Desde sus orígenes, la Iglesia ha sido edificada como una comunidad de comunión en la verdad y el amor, sostenida por el Espíritu Santo y guiada por los Apóstoles y sus sucesores. San Ireneo de Lyon destacaba que donde está la Iglesia, allí está también el Espíritu de Dios, quien la construye y le dona la verdad. Sin embargo, esta comunión no está exenta de pruebas y divisiones, pues desde los primeros tiempos han existido tensiones y desafíos a la unidad de la fe. Como advierte san Juan en sus cartas, la comunión solo es posible cuando se mantiene la fidelidad al Evangelio transmitido por Cristo.
Para que la Iglesia conserve esta unidad en la verdad y en el amor, necesita un ministerio apostólico que la guíe con autoridad. La sucesión apostólica es un don del Espíritu, garantizando que la Iglesia permanezca fiel a Cristo y su enseñanza a lo largo del tiempo. En los Hechos de los Apóstoles se describe cómo la comunidad primitiva vivía esta comunión mediante la enseñanza de los Apóstoles, la fracción del pan y la oración, expresándose también en la caridad fraterna. Así, la comunión en la Iglesia no es solo una realidad espiritual, sino que se hace visible y concreta en la vida comunitaria.

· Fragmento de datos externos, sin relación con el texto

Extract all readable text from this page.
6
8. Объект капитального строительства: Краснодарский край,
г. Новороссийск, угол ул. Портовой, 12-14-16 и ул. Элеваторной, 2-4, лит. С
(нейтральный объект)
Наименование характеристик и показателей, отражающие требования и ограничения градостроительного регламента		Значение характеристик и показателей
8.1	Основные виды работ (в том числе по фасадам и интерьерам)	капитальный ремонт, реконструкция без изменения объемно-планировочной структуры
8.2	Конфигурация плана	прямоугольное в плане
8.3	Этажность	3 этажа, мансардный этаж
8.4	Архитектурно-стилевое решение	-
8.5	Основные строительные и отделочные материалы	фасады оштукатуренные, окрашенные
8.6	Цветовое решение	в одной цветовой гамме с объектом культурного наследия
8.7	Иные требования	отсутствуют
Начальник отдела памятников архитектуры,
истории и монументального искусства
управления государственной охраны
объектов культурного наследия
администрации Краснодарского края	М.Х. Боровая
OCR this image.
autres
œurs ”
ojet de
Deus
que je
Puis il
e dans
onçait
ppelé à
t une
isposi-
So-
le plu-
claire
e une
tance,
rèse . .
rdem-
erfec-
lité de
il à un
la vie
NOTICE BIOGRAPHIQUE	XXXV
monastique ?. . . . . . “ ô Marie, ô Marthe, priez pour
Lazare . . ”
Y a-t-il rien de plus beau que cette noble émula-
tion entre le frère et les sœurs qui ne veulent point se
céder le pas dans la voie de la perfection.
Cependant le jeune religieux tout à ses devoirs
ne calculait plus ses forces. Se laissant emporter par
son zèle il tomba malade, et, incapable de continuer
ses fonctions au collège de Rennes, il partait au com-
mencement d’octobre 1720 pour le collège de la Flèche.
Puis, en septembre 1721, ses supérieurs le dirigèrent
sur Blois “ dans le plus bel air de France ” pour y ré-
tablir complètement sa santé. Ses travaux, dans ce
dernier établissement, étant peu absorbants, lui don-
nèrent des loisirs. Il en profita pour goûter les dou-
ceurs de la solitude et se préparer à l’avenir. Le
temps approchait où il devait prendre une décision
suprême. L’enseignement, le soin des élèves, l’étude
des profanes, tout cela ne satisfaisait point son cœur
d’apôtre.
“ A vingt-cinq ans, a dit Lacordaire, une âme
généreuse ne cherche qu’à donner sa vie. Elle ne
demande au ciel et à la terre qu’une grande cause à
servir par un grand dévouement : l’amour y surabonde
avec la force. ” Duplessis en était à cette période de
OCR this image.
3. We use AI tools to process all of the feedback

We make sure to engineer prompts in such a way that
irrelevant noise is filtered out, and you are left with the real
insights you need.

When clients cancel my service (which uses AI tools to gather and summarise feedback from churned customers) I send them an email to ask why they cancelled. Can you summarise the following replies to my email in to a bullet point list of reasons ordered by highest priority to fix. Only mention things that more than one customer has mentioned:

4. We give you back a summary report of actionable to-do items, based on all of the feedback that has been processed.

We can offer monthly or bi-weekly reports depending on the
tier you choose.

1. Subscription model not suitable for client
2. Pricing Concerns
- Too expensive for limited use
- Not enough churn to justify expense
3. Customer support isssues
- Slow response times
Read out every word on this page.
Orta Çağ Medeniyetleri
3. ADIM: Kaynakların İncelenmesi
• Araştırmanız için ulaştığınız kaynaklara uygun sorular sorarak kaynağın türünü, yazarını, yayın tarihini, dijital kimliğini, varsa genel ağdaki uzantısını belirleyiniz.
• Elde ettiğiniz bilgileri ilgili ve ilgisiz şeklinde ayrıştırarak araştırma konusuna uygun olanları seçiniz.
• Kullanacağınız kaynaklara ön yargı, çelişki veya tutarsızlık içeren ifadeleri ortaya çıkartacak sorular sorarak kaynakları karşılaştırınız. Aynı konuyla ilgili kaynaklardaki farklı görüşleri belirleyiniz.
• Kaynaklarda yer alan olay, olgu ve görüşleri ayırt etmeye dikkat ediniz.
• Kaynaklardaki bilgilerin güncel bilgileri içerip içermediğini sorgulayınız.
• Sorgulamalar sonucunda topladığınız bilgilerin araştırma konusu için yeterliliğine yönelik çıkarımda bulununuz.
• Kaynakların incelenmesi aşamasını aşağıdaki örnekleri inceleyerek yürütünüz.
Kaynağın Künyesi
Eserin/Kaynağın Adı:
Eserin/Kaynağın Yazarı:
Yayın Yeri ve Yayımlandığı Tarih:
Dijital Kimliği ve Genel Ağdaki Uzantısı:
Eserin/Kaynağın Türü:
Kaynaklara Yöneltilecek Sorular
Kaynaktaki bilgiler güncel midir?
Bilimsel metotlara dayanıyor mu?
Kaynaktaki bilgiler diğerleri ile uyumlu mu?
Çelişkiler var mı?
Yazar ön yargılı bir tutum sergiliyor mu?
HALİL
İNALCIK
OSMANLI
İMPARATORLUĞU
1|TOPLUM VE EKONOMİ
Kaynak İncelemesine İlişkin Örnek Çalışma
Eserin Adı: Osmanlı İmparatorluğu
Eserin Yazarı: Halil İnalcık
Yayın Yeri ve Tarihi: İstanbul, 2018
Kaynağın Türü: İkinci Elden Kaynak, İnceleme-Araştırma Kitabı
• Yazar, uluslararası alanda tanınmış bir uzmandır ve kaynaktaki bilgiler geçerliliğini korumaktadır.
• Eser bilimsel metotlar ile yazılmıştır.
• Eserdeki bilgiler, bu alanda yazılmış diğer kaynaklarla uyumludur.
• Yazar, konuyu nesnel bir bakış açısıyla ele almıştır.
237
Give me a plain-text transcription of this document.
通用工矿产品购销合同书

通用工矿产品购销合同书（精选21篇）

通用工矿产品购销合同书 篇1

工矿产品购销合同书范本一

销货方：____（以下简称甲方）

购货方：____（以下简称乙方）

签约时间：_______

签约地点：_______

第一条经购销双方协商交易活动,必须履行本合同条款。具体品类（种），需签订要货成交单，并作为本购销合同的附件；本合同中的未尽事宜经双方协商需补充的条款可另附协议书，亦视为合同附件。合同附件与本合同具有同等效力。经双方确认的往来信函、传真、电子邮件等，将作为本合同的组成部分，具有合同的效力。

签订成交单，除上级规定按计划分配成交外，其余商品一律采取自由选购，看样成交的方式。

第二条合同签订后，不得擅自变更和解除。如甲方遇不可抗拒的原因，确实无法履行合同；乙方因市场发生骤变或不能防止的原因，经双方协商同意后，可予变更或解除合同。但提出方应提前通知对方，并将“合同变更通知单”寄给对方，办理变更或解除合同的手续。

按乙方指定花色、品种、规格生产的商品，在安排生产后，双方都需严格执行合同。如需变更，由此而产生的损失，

El ministerio apostólico es inseparable del servicio al amor, ya que la verdad y la caridad son dos aspectos de un mismo don divino. Los Apóstoles y sus sucesores no solo son custodios de la doctrina, sino también ministros de la caridad, asegurando que la Iglesia viva conforme al mandato de Cristo. Por ello, la comunidad cristiana está llamada a orar por los obispos y el Papa, para que sean auténticos testigos del Evangelio, guiando a la Iglesia en la fidelidad a la verdad y en la vivencia del amor. Así, la luz de Cristo seguirá iluminando la historia, asegurando que la comunión eclesial se mantenga viva y fecunda.